Painting Dogs, Healing Kids
Marilyn Evans is onto something.
She’s tapped into both the rising trend of dog ownership in Indiana and the passion people have for Riley Hospital for Children. This Indianapolis artist created “Paintings for Patients,” a fund to benefit Riley Hospital’s Art Therapy program, by requesting that patrons make a donation in lieu of payment for her dog “pawtraits,” as she likes to call them.
How did she get started painting dog portraits? “I was seven years old when I painted my own dog, a Dalmatian named Pepper. I’ve just always loved dogs AND art.” It wasn’t a niche that she sought, but after a friend asked if she would paint her Black Lab, word spread and she soon found herself with an ongoing list of dog commissions.
Early years as an artist
Marilyn grew up from that creative 7 year old and went on to marry Dan Evans, former CEO of IU Health. As a young mom with four kids, Marilyn’s own mom thought she needed a creative outlet and gave her a gift certificate for a class at the Indianapolis Art Center. A watercolor class proved to be quite frustrating. “I freely admit that I flunked watercolor; I even took a second class,” laughs Marilyn. Wanting to try another medium, a class in oil painting turned out to be a happy experience. Over 100 dog portraits later, the switch proved to be an astute one.
She has been painting dog portraits, as well as other animals, for over 15 years. Her first donation to Riley came in a roundabout way: A friend visited her art studio over the Starbucks in Broad Ripple and saw a painting of a sheep that she asked to buy. Marilyn wanted to just GIVE the painting to her, and a bit of going back and forth ensued. A deal was finally struck: Marilyn asked her friend to write a check to Riley.
Fun fact: Marilyn shares the same birthday, October 7th, with Riley Hospital’s namesake, the Hoosier poet James Whitcomb Riley and remembers memorizing his most famous poems, Little Orphan Annie and The Raggedy Man, in grade school.
During the past 15 years Marilyn has honed her skills. She takes a serious approach to her art; it’s more than just a hobby to her.
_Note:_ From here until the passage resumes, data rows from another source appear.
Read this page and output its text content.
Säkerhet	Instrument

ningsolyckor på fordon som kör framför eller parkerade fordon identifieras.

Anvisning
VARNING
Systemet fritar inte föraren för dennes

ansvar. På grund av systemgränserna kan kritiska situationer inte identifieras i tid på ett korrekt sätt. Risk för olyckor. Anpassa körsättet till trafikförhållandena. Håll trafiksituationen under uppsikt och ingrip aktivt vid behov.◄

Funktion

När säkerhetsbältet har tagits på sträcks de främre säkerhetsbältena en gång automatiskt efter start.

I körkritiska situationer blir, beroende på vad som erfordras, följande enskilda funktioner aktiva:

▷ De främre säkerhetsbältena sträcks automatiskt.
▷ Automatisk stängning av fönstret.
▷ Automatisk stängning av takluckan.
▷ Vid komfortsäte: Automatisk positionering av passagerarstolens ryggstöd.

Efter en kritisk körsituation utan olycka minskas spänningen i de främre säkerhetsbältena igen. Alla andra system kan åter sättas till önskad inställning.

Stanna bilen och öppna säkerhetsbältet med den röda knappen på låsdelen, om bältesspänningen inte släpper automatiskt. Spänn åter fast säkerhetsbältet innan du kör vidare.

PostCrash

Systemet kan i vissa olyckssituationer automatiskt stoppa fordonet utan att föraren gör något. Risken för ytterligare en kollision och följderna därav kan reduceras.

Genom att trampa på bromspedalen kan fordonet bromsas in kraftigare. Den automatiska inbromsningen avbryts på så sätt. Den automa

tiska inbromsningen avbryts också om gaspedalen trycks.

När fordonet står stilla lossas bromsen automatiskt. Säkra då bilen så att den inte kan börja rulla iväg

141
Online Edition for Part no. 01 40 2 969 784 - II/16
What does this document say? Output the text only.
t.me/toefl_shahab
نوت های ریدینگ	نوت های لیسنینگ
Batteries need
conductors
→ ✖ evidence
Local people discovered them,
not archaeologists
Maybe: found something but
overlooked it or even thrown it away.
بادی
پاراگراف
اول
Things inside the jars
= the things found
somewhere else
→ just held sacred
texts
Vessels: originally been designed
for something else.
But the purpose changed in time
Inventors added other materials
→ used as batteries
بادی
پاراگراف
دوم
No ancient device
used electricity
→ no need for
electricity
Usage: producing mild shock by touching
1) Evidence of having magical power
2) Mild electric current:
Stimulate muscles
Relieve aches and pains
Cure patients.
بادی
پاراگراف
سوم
Her high degree of commitment is affirmed in the faces of the dogs she captures on canvas. We’ve all seen portraits where the artist ALMOST got the subject right; Marilyn nails it. Her paintings accurately capture the dogs’ expressions and innate goodness.
A famous subject!
Last year, she painted Indiana’s First Dog, Henry Holcomb. Henry’s humans are Governor Eric Holcomb and First Lady Janet Holcomb. The Governor’s Chief of Staff, Earl Goode, whose four Cavalier King Charles Spaniels Marilyn has painted, commissioned Henry’s portrait as a Christmas present. “Henry is definitely the most famous of my subjects, but no more beloved that the other 100-plus dogs I’ve painted. In their families THEY are the top dog too!” says Marilyn.
Marilyn is a founding member of Riley’s Art Therapy Committee. “I’m so pleased that the program is on such a good trajectory because art can be so important to recovery. A quote from Thomas Merton on the wall of my studio says it so well: “Art enables us to find ourselves and lose ourselves at the same time.” For kids at Riley Hospital undergoing serious medical challenges, art therapy can be a game changer between surviving and thriving. “I understand that so well, because this is MY therapy,” says Marilyn, pointing to the dozens of animal portraits adorning her studio, several in various stages of completion. “This gives me a purpose for my art.”
That last sentiment reflects an emerging paradigm: donors expressing their generosity through things that they are dedicated to. Marilyn is passionate about her art and the Art Therapy program at Riley. Raising more than $100,000 for the program, she has found a wonderful way to give back that benefits both.